How do you choose the participants? What kind of people show up after an open call?
M.B.: We have a mix of friends and new people every time, but lately I’ve been pleasantly surprised to see more and more fresh faces. There is also a great deal of people who come back for other walks too!
From what I’m hearing the people who do the walks seem happy; but what is the reaction of the people you meet along the way? Have you ever had any unpleasant reactions?
M.B.: Yes. Once we were in the English passage and our friend Mehdi Aminian was playing the pan flute when the ladies upstairs threw a bucket of water over us! This has been our only major incident, people don’t really interact with us in general.
D.G.: Despite being in a public space, destined for circulation, people took some sort of ownership of this passage, seeing it as their courtyard that belongs to them entirely. I feel that this sort of publicat-private dynamic is very important for a city like Bucharest.
Disgruntled local housewives aside, I have the feeling that the interest for sound walks seems to manifest especially amongst women: Janet Cardiff, Hildegarde Westerkamp, Adrien Piper etc.

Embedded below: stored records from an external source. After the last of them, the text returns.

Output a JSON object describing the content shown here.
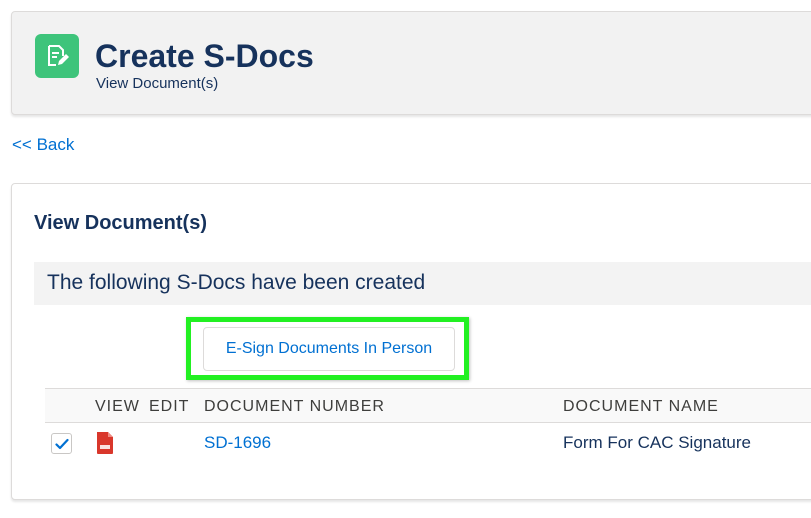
{
  "header": {
    "title": "Create S-Docs",
    "subtitle": "View Document(s)",
    "icon": "document-edit-icon",
    "icon_color": "#3ec47b"
  },
  "back_link": {
    "label": "<< Back"
  },
  "main": {
    "heading": "View Document(s)",
    "notice": "The following S-Docs have been created",
    "esign_button_label": "E-Sign Documents In Person",
    "highlight_color": "#22f022"
  },
  "table": {
    "columns": [
      "VIEW",
      "EDIT",
      "DOCUMENT NUMBER",
      "DOCUMENT NAME"
    ],
    "rows": [
      {
        "checked": true,
        "view_icon": "pdf-icon",
        "document_number": "SD-1696",
        "document_name": "Form For CAC Signature"
      }
    ]
  },
  "colors": {
    "link": "#0070d2",
    "text": "#16325c",
    "pdf": "#d9372b"
  }
}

Why do you think this happens, despite other sound fields dominated by men?
M.B.: I think it may have something to do with a sort of female empathy – we’re more intuitive, more careul in general. Women feel the need to work with the city and public space differently, less intrusively. It’s probably also a question of being meticulous, patient: through these walks and observations you have the feeling of cross-stitching the city.
You have already 5 years of doing the walks; what other projects do you have planned for the future?
M.B.: At this moment we’re preparing for a workshop during a film festival for people interested in working with sound differently. Then we’ll have to see what the city brings to us!
Thank you so much Daria and Maria! Any last thoughts?
M.B.+D.G.: Thank you Andra! We would also like to thank all photographers who accompanied us during our walks!